TEXTO 3
A
CORPOREIDADE E AS DIMENSÕES HUMANAS[1]
Marta Genú. Drª. UEPA
A corporeidade é um
conceito e um fenômeno. Conceito porque traduz epistemologicamente o evento do
sujeito histórico. Fenômeno porque caracteriza a ação humana no contexto
social. Como fenômeno e evento social que o sujeito constrói na relação com o
meio em que vive, envolve as dimensões humanas. Os aspectos humanos
desenvolvidos durante o processo de maturação (biológico) e socialização
(cultura) constituem as dimensões humanas nomeadas como social, política,
emocional, biológica e cultural.
A relação estabelecida
entre a corporeidade e as expressões do sujeito implica em vivências no meio
sociocultural que resultam no desenvolvimento dos domínios do comportamento
referentes aos aspectos cognitivos e sócio-afetivos. A análise do fenômeno da
corporeidade perpassa pela compreensão de conceitos subjacentes, entre eles:
corpo, consciência corporal e omnilateralidade.
Há representações de corpo
nas diferentes culturas e momentos históricos. Da ação motora autômata e da
consciente, do corpo como instrumento de trabalho.
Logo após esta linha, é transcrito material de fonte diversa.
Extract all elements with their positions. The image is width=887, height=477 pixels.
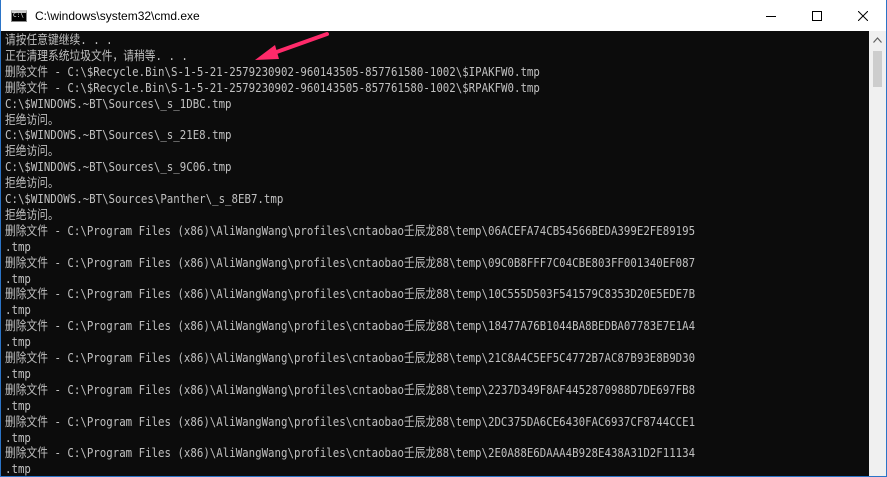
close-button[interactable] <box>840 0 886 31</box>
console-line: 删除文件 - C:\Program Files (x86)\AliWangWan… <box>5 413 696 429</box>
cmd-app-icon-glyph: C:\ <box>13 11 24 19</box>
console-line: .tmp <box>5 429 31 445</box>
console-line: 正在清理系统垃圾文件，请稍等. . . <box>5 47 188 63</box>
console-line: C:\$WINDOWS.~BT\Sources\Panther\_s_8EB7.… <box>5 191 284 206</box>
console-line: 删除文件 - C:\Program Files (x86)\AliWangWan… <box>5 350 696 365</box>
annotation-arrow-icon <box>255 32 329 60</box>
console-line: 拒绝访问。 <box>5 111 59 127</box>
cmd-window: C:\ C:\windows\system32\cmd.exe 请按任意键继续.… <box>0 0 887 477</box>
maximize-button[interactable] <box>794 0 840 31</box>
console-line: .tmp <box>5 238 31 254</box>
chevron-up-icon <box>873 36 882 43</box>
cmd-app-icon[interactable]: C:\ <box>11 9 27 22</box>
title-bar[interactable]: C:\ C:\windows\system32\cmd.exe <box>1 0 886 31</box>
maximize-icon <box>812 10 822 21</box>
vertical-scrollbar[interactable] <box>869 31 886 476</box>
console-line: .tmp <box>5 270 31 286</box>
console-line: .tmp <box>5 461 31 477</box>
console-line: 拒绝访问。 <box>5 175 59 191</box>
console-line: 删除文件 - C:\Program Files (x86)\AliWangWan… <box>5 445 696 461</box>
minimize-button[interactable] <box>748 0 794 31</box>
window-controls <box>748 0 886 31</box>
console-line: C:\$WINDOWS.~BT\Sources\_s_1DBC.tmp <box>5 95 232 111</box>
close-icon <box>858 10 868 21</box>
console-line: 删除文件 - C:\Program Files (x86)\AliWangWan… <box>5 318 696 334</box>
console-line: 删除文件 - C:\Program Files (x86)\AliWangWan… <box>5 222 696 238</box>
console-line: 删除文件 - C:\Program Files (x86)\AliWangWan… <box>5 286 696 302</box>
console-line: .tmp <box>5 365 31 381</box>
console-line: 请按任意键继续. . . <box>5 32 113 47</box>
console-output[interactable]: 请按任意键继续. . . 正在清理系统垃圾文件，请稍等. . . 删除文件 - C:… <box>1 31 869 477</box>
console-line: 删除文件 - C:\$Recycle.Bin\S-1-5-21-25792309… <box>5 79 540 95</box>
console-line: .tmp <box>5 334 31 350</box>
console-line: 删除文件 - C:\Program Files (x86)\AliWangWan… <box>5 254 696 270</box>
scroll-thumb[interactable] <box>873 51 882 87</box>
console-line: .tmp <box>5 397 31 413</box>
console-line: 删除文件 - C:\Program Files (x86)\AliWangWan… <box>5 381 696 397</box>
console-line: C:\$WINDOWS.~BT\Sources\_s_21E8.tmp <box>5 127 232 143</box>
minimize-icon <box>766 15 776 17</box>
window-title: C:\windows\system32\cmd.exe <box>35 8 200 23</box>
scroll-up-button[interactable] <box>869 31 886 48</box>
console-line: 拒绝访问。 <box>5 143 59 159</box>
console-line: 拒绝访问。 <box>5 206 59 222</box>
console-line: C:\$WINDOWS.~BT\Sources\_s_9C06.tmp <box>5 159 232 175</box>
console-line: .tmp <box>5 302 31 318</box>
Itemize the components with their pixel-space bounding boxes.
Na antiguidade, os gregos
buscavam a harmonia entre corpo e mente com atividades artísticas e atléticas.
Com a Modernidade há um privilégio do reflexivo, e o ativo é tido como menos
importante. Portanto, há uma segmentação entre corpo e alma, o corpo é cindido.
Descartes radicalizou a
separação corpo e alma para livrar a ciência das amarras da igreja (ESPÍRITO
SANTO: 1998, p. 104). O dualismo cartesiano vem com uma intenção: se por um
lado o que é materializado pode ser comprovado, toda a realidade é explicável e
tem um funcionamento linear, mecânico, por outro lado o que abstrato, subjetivo
e relativo à alma cabe a igreja.
Como conseqüência desse
processo de modernização o homem é materializado em sua imagem, trato e
existência. A maquinização dos corpos é
superdimensionada pelo contexto social, pela indústria cultural e pela mercadorização
dos corpos, que industrializados se tornam corpo-objeto.
A Motricidade Humana
concebe o homem em todas as suas dimensões e na sua singularidade, e tem como
princípio o transcender[2]. O
que está embutido na nomenclatura é o movimento humano histórico, cultural, que
através da consciência corporal e do movimento intencional e não alienado,
constrói a análise, a crítica, a cidadania.
As
situações vivenciais, quando aprendizagem, constroem a corporeidade do sujeito.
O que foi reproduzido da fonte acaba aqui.